The data in chart form. Data for the first 6 months is used to estimate the remainder of the year 2011.

While the first six months enplanements are down -2.36%, the month of June is down -5.5% total which could be an early indicator that the economy is softening again but it is too early to tell for sure.

(Update: Port of Seattle shipments have declined -10.3% starting in May and continuing in June. BNSF and UP are carrying roughly equal freight loads to one year ago as of a few weeks ago, and one year ago was considerably less than prior to 2008. Bulk shipments of coal and grain by rail are also down about -10% YoY. Combined with the local airport numbers, this does look like the possible start of a new downturn.)

The official press release concerning SIA:

Note the reference to the use of airport data as an indicator of the local economic situation in Spokane. Even the tiniest increase shows “the local economy continues to improve”. Odd, though, how all the decreases in airport usage and service apparently indicate no changes in the local economy!

Charter aircraft services out of SIA are down -46.3% since last year.  Charters have been below last year for 4 of the preceding 6 months, and sharply lower in June, with a decrease of -77%. But cargo is indeed up slightly, which is good.

It seems likely that 2011 passenger enplanements will be just below 2010, and 2012 is likely to be at or slightly below 2011 levels due to the loss of the Southwest flights to Seattle. But things could change for the better in 2012. While Alaska Air will add 2 flights to replace those lost by Southwest, Alaska will be flying smaller aircraft with just over 1/2 the seats that Southwest provided.

The official press release concerning Felts:

While June cargo at Felts Field is up for June, for the year, cargo through Felts Field is down -45%.

After a couple of months of good weather, we may have a better understanding as to whether the first half Felts Field traffic drop was due to weather or something else.

REMINDER: The airport is a proxy for the local economy. The fall off in flights, non-stop destinations and passengers is primarily a reflection of the local and national economy . The data suggest that Spokane’s economy is doing worse than elsewhere. The data presented do not mean that airport management is (presently) doing a bad job, although their PR spin is amusing.

Trend in Spokane “International” Airport Passenger Levels Versus National Air Passenger Levels

This picture was taken from the Spokane Intern...

Image via Wikipedia

Trend in passenger growth (or loss) at Spokane “International” Airport versus Total National Air Passengers.

In this chart, the national total has been re-scaled to start at the same point as the Spokane total in order to compare the local growth rate (or loss) with the national growth rate in air travel. The data for Spokane come from SpokaneAirports.net and the national data comes from the U.S. Bureau of Transportation Statistics. Ignore the Y-Axis numbers as they are meaningless in the trend comparison due to re-scaling.
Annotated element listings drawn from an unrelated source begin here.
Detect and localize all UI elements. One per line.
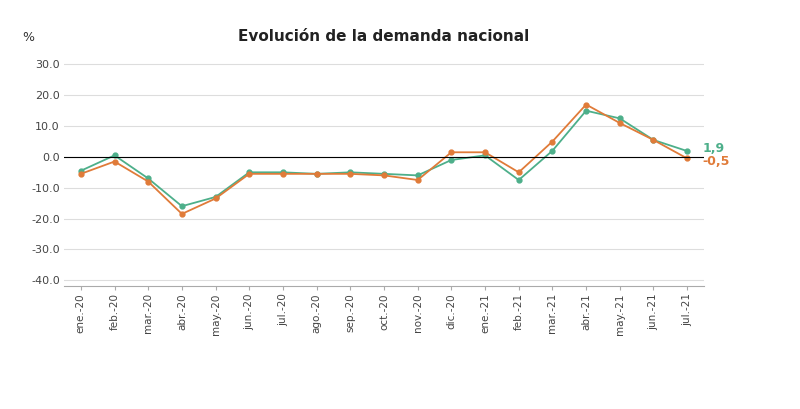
- % Demanda bruta: [110, 159, 119, 164]
- % Demanda bruta: [177, 211, 186, 216]
- Line: % Demanda bruta: % Demanda bruta: [78, 102, 690, 216]
- % Demanda bruta: [76, 171, 86, 176]
- % Demanda corregida: [110, 153, 119, 158]
- % Demanda bruta: [446, 150, 456, 155]
- % Demanda corregida: [245, 170, 254, 175]
- % Demanda bruta: [278, 171, 288, 176]
- % Demanda corregida: [413, 173, 422, 178]
- % Demanda corregida: [548, 148, 558, 153]
- % Demanda corregida: [480, 153, 490, 158]
- % Demanda corregida: [649, 137, 658, 142]
- % Demanda corregida: [682, 148, 692, 153]
- % Demanda bruta: [379, 173, 389, 178]
- % Demanda bruta: [682, 156, 692, 161]
- % Demanda corregida: [76, 169, 86, 173]
- % Demanda corregida: [143, 176, 153, 181]
- % Demanda bruta: [582, 102, 591, 107]
- % Demanda corregida: [346, 170, 355, 175]
- % Demanda bruta: [245, 171, 254, 176]
- Text: 1,9: 1,9: [702, 142, 725, 155]
- Text: -0,5: -0,5: [702, 155, 730, 168]
- % Demanda bruta: [312, 171, 322, 176]
- % Demanda corregida: [514, 178, 523, 182]
- % Demanda bruta: [413, 178, 422, 182]
- Title: Evolución de la demanda nacional: Evolución de la demanda nacional: [238, 29, 530, 44]
- % Demanda corregida: [582, 108, 591, 113]
- % Demanda corregida: [312, 171, 322, 176]
- % Demanda bruta: [615, 121, 625, 126]
- Text: %: %: [22, 31, 34, 44]
- % Demanda bruta: [346, 171, 355, 176]
- % Demanda bruta: [480, 150, 490, 155]
- % Demanda bruta: [143, 179, 153, 184]
- % Demanda corregida: [379, 171, 389, 176]
- % Demanda bruta: [548, 139, 558, 144]
- Line: % Demanda corregida: % Demanda corregida: [78, 108, 690, 209]
- % Demanda corregida: [278, 170, 288, 175]
- % Demanda corregida: [177, 204, 186, 209]
- % Demanda bruta: [210, 196, 220, 201]
- % Demanda corregida: [615, 116, 625, 121]
- % Demanda corregida: [446, 157, 456, 162]
- % Demanda corregida: [210, 195, 220, 200]
- % Demanda bruta: [649, 137, 658, 142]
- % Demanda bruta: [514, 170, 523, 175]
The start date of 1996 is because that is the oldest data available at the Bureau of Transportation Statistics. The end date is 2010, the most recent full year of data.

Interpretation:

  • Compare the starting point of the blue line to the ending point of the blue line. As you can see, national air traffic has increased over this time.
  • Compare the starting point of the red line to the end point of the red line.
  • Passengers at Spokane “International” Airport have gone down over this period while overall national air passenger levels have gone up.
  • Only in the period of about 2005 to 2010, does Spokane perform better. However, so far in 2011, Spokane has gone down while national air passenger counts have gone up by about 2%. 2011 is not shown in the chart.

This chart was added to the previous post to keep the charts on SIA performance (or lack thereof) in a single place.
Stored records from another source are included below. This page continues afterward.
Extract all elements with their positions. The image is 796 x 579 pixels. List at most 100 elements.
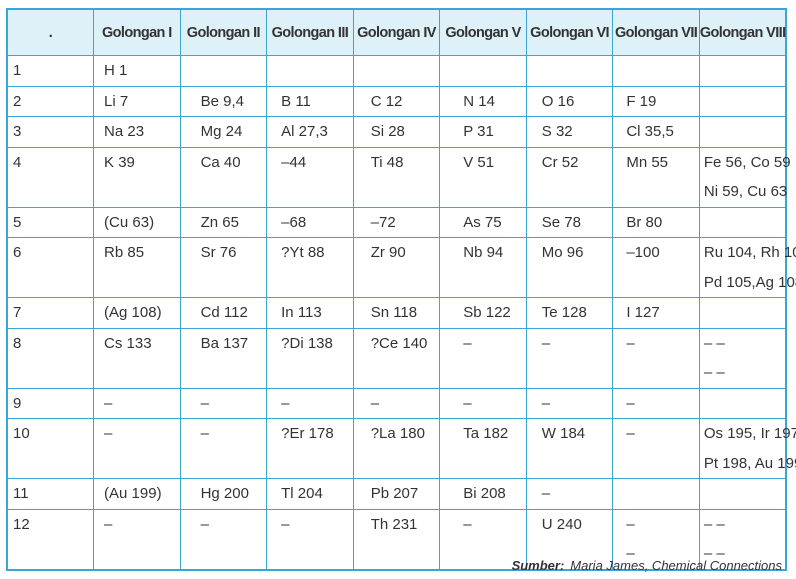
table-cell: Fe 56, Co 59 Ni 59, Cu 63 [698, 146, 791, 208]
table-row: 6 Rb 85 Sr 76 ?Yt 88 Zr 90 Nb 94 Mo 96 –100 Ru 1… [6, 237, 796, 298]
cell-line: Fe 56, Co 59 [703, 153, 791, 171]
table-cell: – [612, 418, 700, 479]
table-cell: (Au 199) [93, 478, 181, 510]
table-cell: – [439, 387, 527, 419]
table-cell: Be 9,4 [179, 85, 268, 117]
table-cell: ?Ce 140 [352, 327, 441, 389]
table-cell: – [179, 418, 268, 479]
header-cell: Golongan II [179, 8, 268, 56]
table-cell: Sb 122 [439, 297, 527, 329]
table-cell: Sr 76 [179, 237, 268, 298]
source-text: Maria James, Chemical Connections [570, 558, 782, 573]
table-cell [698, 297, 787, 329]
table-cell: Pb 207 [352, 478, 441, 510]
table-cell [698, 85, 787, 117]
table-cell [698, 55, 787, 87]
cell-line: – [626, 545, 635, 562]
row-number: 1 [6, 55, 95, 87]
row-number: 7 [6, 297, 95, 329]
table-cell: – – – – [698, 327, 787, 389]
table-cell: As 75 [439, 206, 527, 238]
table-cell: Ti 48 [352, 146, 441, 208]
row-number: 2 [6, 85, 95, 117]
source-label: Sumber: [511, 558, 565, 573]
cell-line: Pt 198, Au 199 [703, 454, 796, 472]
table-cell: Ru 104, Rh 104 Pd 105,Ag 108 [698, 237, 796, 298]
source: Sumber: Maria James, Chemical Connections [512, 558, 782, 573]
header-cell: Golongan V [439, 8, 527, 56]
table-row: 11 (Au 199) Hg 200 Tl 204 Pb 207 Bi 208– [6, 478, 787, 510]
table-row: 8 Cs 133 Ba 137 ?Di 138 ?Ce 140– – – – – – – [6, 327, 787, 389]
table-cell: O 16 [525, 85, 614, 117]
table-cell: Mn 55 [612, 146, 700, 208]
row-number: 10 [6, 418, 95, 479]
table-cell: – [525, 387, 614, 419]
table-row: 9– – – – – – – [6, 387, 787, 419]
table-cell: – [266, 387, 354, 419]
table-cell: Al 27,3 [266, 116, 354, 148]
table-cell: ?Er 178 [266, 418, 354, 479]
table-cell: W 184 [525, 418, 614, 479]
table-cell: Th 231 [352, 508, 441, 570]
row-number: 9 [6, 387, 95, 419]
table-cell [266, 55, 354, 87]
table-cell: (Ag 108) [93, 297, 181, 329]
table-cell: Nb 94 [439, 237, 527, 298]
table-cell: – [179, 508, 268, 570]
table-cell: – [93, 387, 181, 419]
table-cell: Li 7 [93, 85, 181, 117]
header-cell: Golongan I [93, 8, 181, 56]
row-number: 5 [6, 206, 95, 238]
table-cell: I 127 [612, 297, 700, 329]
header-cell: Golongan VII [612, 8, 700, 56]
table-cell: Sn 118 [352, 297, 441, 329]
table-cell [698, 478, 787, 510]
table-cell: – [612, 387, 700, 419]
table-cell: K 39 [93, 146, 181, 208]
table-cell: Cl 35,5 [612, 116, 700, 148]
table-cell: – [612, 327, 700, 389]
table-cell [352, 55, 441, 87]
table-cell: U 240 [525, 508, 614, 570]
table-cell: Os 195, Ir 197 Pt 198, Au 199 [698, 418, 796, 479]
table-cell: ?Di 138 [266, 327, 354, 389]
table-cell: N 14 [439, 85, 527, 117]
table-cell: ?Yt 88 [266, 237, 354, 298]
row-number: 8 [6, 327, 95, 389]
table-cell: Ca 40 [179, 146, 268, 208]
table-cell: Cd 112 [179, 297, 268, 329]
table-cell [698, 387, 787, 419]
table-cell: Mo 96 [525, 237, 614, 298]
table-cell: Hg 200 [179, 478, 268, 510]
table-cell: Ba 137 [179, 327, 268, 389]
row-number: 3 [6, 116, 95, 148]
table-cell: Bi 208 [439, 478, 527, 510]
table-cell: –44 [266, 146, 354, 208]
table-cell [612, 55, 700, 87]
table-cell: Br 80 [612, 206, 700, 238]
cell-line: Ru 104, Rh 104 [703, 244, 796, 261]
table-cell: Ta 182 [439, 418, 527, 479]
table-cell: Na 23 [93, 116, 181, 148]
table-cell: – [525, 327, 614, 389]
table-cell: – [93, 508, 181, 570]
row-number: 11 [6, 478, 95, 510]
table-row: 7 (Ag 108) Cd 112 In 113 Sn 118 Sb 122 Te 128 I… [6, 297, 787, 329]
table-cell: – [352, 387, 441, 419]
header-cell: Golongan VI [525, 8, 614, 56]
table-cell: – – [612, 508, 700, 570]
table-cell: Cs 133 [93, 327, 181, 389]
table-row: 5 (Cu 63) Zn 65 –68 –72 As 75 Se 78 Br 80 [6, 206, 787, 238]
cell-line: – – [703, 334, 725, 352]
table-cell: Se 78 [525, 206, 614, 238]
row-number: 12 [6, 508, 95, 570]
table-cell: – [93, 418, 181, 479]
table-cell: – [439, 327, 527, 389]
cell-line: – – [703, 515, 725, 533]
table-cell [525, 55, 614, 87]
table-cell: –72 [352, 206, 441, 238]
table-cell [439, 55, 527, 87]
table-cell: Tl 204 [266, 478, 354, 510]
REMINDER: The airport is a proxy for the local economy. The fall off in flights, non-stop destinations and passengers is primarily a reflection of the local and national economy . The data suggest that Spokane’s economy is doing worse than elsewhere. The data presented do not mean that airport management is (presently) doing a bad job, although their PR spin is amusing.

Trend of transfer payments into Spokane County

Please read this first: “Transfer Payments in to Spokane MSA as of 2008“.

For additional information, also read the comments to that post.

Here is a chart showing the longer term trend in transfer payments and the role they now play in Spokane’s economy. As can be seen, transfer payments (payments received for other than current products or services rendered) now represent about 20% of the Spokane area’s income.

Per the linked post, this is primarily government payments for various benefits programs and does not include salaries for government workers.

Data source: Washington Economic Analysis Project.

Transfer income payments show some correlation with past recessions. Note the drop off after the 1973-1975, 1980-1981, and 1990-1991 recessions, and then the rise in about the year 2000 and again in 2007 for those recessions. Recessions lead to layoffs and unemployment compensation, which is a temporary transfer payment, but they also lead to older workers being forced into retirement, which may semi-permanently increase retirement benefits for the long term.

We did not see the expected drop off in transfer payments after the 2000-2001 recession, which supports my hypothesis that the Spokane area economy is no longer recovering from recessions like it used to.